The University of Texas at Arlington is partnering with Carrizo Oil & Gas to explore and develop Barnett acreage on the Tarrant County campus. University officials have only committed to one drill site on the southeast edge of campus and will not commit to additional drill sites until further review, said White, but already, “Carrizo has identified five potential drilling sites in the campus area and has compensated the university with a $391,000 payment for the right to explore, a donation of $400,000, and a 27% royalty.” Initial drilling is expected early next year.
Another triumph for the Barnett leaseholders is the higher reserves per well, said White.
“In our research on the economics of the Barnett, we found companies are disclosing higher reserves for wells in each of the core, tier 1, and noncore areas compared to approximately one year ago.” (The core is in Fort Worth, with tier 1 production immediately surrounding the city and its adjacent counties.) “This is due to continued refinement of drilling, completion, and frac techniques. Based on company reports and our estimates, we are now using 4.2 Bcfe of reserves for the core versus our previous 3.5 Bcfe. Similarly, we are now employing 2.8 Bcfe of reserves for tier 1 versus our previous 2.2 Bcfe and 1.6 Bcfe for noncore versus our previous 1.1 Bcfe.”

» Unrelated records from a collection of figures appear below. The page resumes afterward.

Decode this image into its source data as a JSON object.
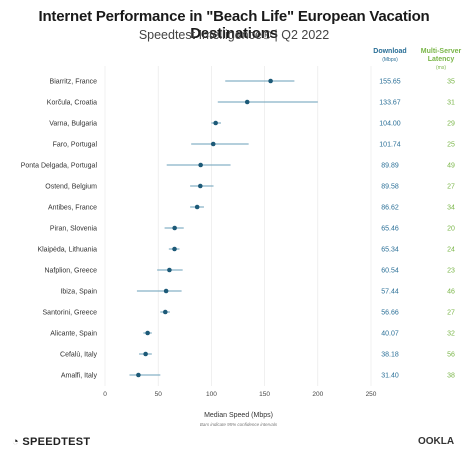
{
  "header": {
    "title": "Internet Performance in \"Beach Life\" European Vacation Destinations",
    "subtitle": "Speedtest Intelligence® | Q2 2022"
  },
  "columns": {
    "download": "Download",
    "download_unit": "(Mbps)",
    "latency": "Multi-Server Latency",
    "latency_unit": "(ms)"
  },
  "footer": {
    "brand": "SPEEDTEST",
    "company": "OOKLA"
  },
  "colors": {
    "marker": "#1d5a78",
    "errorbar": "#6a9fb8",
    "download_text": "#2a6f97",
    "latency_text": "#7ab648",
    "grid": "#e6e6e6"
  },
  "chart_data": {
    "type": "scatter",
    "title": "Internet Performance in \"Beach Life\" European Vacation Destinations",
    "subtitle": "Speedtest Intelligence® | Q2 2022",
    "xlabel": "Median Speed (Mbps)",
    "xnote": "Bars indicate 95% confidence intervals",
    "xlim": [
      0,
      250
    ],
    "xticks": [
      0,
      50,
      100,
      150,
      200,
      250
    ],
    "grid": true,
    "categories": [
      "Biarritz, France",
      "Korčula, Croatia",
      "Varna, Bulgaria",
      "Faro, Portugal",
      "Ponta Delgada, Portugal",
      "Ostend, Belgium",
      "Antibes, France",
      "Piran, Slovenia",
      "Klaipėda, Lithuania",
      "Nafplion, Greece",
      "Ibiza, Spain",
      "Santorini, Greece",
      "Alicante, Spain",
      "Cefalù, Italy",
      "Amalfi, Italy"
    ],
    "series": [
      {
        "name": "Download",
        "values": [
          155.65,
          133.67,
          104.0,
          101.74,
          89.89,
          89.58,
          86.62,
          65.46,
          65.34,
          60.54,
          57.44,
          56.66,
          40.07,
          38.18,
          31.4
        ],
        "labels": [
          "155.65",
          "133.67",
          "104.00",
          "101.74",
          "89.89",
          "89.58",
          "86.62",
          "65.46",
          "65.34",
          "60.54",
          "57.44",
          "56.66",
          "40.07",
          "38.18",
          "31.40"
        ],
        "ci_low": [
          113,
          106,
          100,
          81,
          58,
          80,
          80,
          56,
          60,
          49,
          30,
          52,
          36,
          32,
          23
        ],
        "ci_high": [
          178,
          200,
          109,
          135,
          118,
          102,
          93,
          74,
          70,
          73,
          72,
          61,
          44,
          44,
          52
        ]
      },
      {
        "name": "Multi-Server Latency",
        "values": [
          35,
          31,
          29,
          25,
          49,
          27,
          34,
          20,
          24,
          23,
          46,
          27,
          32,
          56,
          38
        ]
      }
    ]
  }
}
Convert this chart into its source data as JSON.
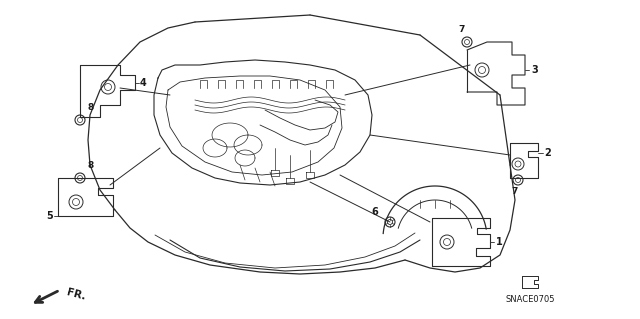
{
  "bg_color": "#ffffff",
  "line_color": "#2a2a2a",
  "text_color": "#1a1a1a",
  "diagram_code": "SNACE0705",
  "fig_width": 6.4,
  "fig_height": 3.19,
  "dpi": 100,
  "xlim": [
    0,
    640
  ],
  "ylim": [
    0,
    319
  ]
}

As other analysts have discovered, Natixis reported that Barnett’s costs are falling. In the core and tier 1 areas, Natixis reported that completed well costs are between 10% lower to flat from the same period a year ago. In general, White credited lower rig rates that were “partially offset by longer laterals, more extensive frac jobs and more expensive flex-rigs.”
Natixis base-case pricing in 2008 is $70/bbl for oil and $7.30/MMBtu for gas — which would offer operators a “robust” return. However, even if gas were to fall into the $4.50/MMBtu range, the Barnett core and tier 1 properties still would offer the “highest returns” of any other major gas shale play in the country. The Fayetteville, Barnett noncore and Woodford shales, among others, “would all probably experience significant slowdowns in activity” if gas were to fall to the $4.50 level.
“The repeatability of these plays and the desire to keep costs low through economies of scale adds an interesting element to the equation should a period of lower oil and gas prices materialize,” White said. “The repeatability and predictability of the established shale plays is much higher than conventional plays. In many of the conventional plays, operators will drill and complete a well and then observe the production and integrate the new well data into the subsurface analysis before commencing the next well.”
When gas prices fall, “these economies of scale and plans for multiple wells planned several quarters in advance will be an additional consideration in the decision to curtail drilling,” said White. “Curtailment of drilling would not only bring about lower production growth rates but also severely jeopardize the economies of scale and have a negative impact on planning and timing of the drilling effort.”